Первым делом я осмотрела стеллаж. На самых верхних полках, что были на уровне глаз, лежали старые соленья в глиняных горшках. На той полке, что была ближе к рукам лежал растрёпанный джутовый мешочек и старая сумка. Взяв сумку в руки и разглядев её по внимательней, я поняла, что эта сумка ранее принадлежала моей пропавшей сестре. Много в ней не унесёшь, но места в сумке было явно больше чем в руках. Я отстегнула деревянную пуговицу, достала из сумки все вещи и выложила их на освободившуюся полку.

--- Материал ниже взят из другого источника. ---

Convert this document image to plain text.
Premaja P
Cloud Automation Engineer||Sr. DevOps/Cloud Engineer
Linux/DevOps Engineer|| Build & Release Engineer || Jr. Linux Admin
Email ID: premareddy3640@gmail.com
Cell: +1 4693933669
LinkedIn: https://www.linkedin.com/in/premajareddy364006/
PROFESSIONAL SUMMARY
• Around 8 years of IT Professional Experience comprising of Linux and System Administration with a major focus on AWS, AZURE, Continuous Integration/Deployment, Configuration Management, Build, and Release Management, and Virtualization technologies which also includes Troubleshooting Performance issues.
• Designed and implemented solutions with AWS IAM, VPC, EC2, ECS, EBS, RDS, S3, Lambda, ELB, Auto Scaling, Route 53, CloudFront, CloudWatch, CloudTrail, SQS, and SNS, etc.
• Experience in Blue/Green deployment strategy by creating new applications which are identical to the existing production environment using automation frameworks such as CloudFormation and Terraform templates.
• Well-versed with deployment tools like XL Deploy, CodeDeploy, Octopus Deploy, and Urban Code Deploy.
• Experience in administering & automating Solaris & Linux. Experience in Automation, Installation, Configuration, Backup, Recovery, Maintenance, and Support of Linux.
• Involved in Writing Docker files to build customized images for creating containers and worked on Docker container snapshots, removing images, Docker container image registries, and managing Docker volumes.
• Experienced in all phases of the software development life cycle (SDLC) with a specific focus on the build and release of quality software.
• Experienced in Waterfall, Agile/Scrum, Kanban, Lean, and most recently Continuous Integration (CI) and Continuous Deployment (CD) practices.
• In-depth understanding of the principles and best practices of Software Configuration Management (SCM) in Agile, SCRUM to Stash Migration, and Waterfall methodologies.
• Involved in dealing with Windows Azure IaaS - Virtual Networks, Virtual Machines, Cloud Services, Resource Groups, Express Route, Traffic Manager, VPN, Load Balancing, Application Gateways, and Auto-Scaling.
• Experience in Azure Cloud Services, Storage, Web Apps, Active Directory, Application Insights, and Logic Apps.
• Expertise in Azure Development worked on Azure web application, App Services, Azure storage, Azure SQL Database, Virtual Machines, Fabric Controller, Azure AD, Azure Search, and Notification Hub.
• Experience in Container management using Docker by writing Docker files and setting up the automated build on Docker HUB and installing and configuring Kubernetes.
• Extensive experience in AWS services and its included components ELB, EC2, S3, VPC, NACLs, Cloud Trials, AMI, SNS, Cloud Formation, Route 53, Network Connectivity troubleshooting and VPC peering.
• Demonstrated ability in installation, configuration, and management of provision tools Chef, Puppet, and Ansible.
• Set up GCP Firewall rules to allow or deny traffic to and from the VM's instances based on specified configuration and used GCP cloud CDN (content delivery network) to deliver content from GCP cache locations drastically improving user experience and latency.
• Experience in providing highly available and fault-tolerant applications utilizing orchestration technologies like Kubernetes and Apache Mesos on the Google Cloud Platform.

В кучи выложенных вещей я приметила верёвку, аршинов десять в длину. Она была сделана из пеньки и выглядела довольно потрёпанной. Также мною был примечен маленький, плохо заточенный, весь пошарпанный и поцарапанный топорик. Эти вещи я сложила обратно в сумку. Более ничего полезного в этой груде барахла не было. Далее я вытряхнула мешок. На полке появилась ещё одна горсть старых вещей. Из этой горсти предметов я взяла кожаную флягу. Ещё в той горке нашёлся старый потрёпанный мешочек из пеньковой ткани. В нём лежало три серебряника и около четырёх десятков медяков. На прибитом к полке гвозде висел небольшой нож в кожаном чехле с двумя петлями. Его лезвие было крайне тупым, а ручка обмотана потрёпанными лоскутами кожи. Всё, кроме ножа, отправилось в сумку, а из неё я взяла запрятанную ранее верёвку и отрезала от неё кусок. С его помощью ножны были повязаны на мой кушак . Я вернула верёвку в сумку и закрыла её. Джутовый мешок я закинула в один из карманов сумки. Повернувшись в сторону люка, я начала к нему приближаться, когда вдруг услышала скрип.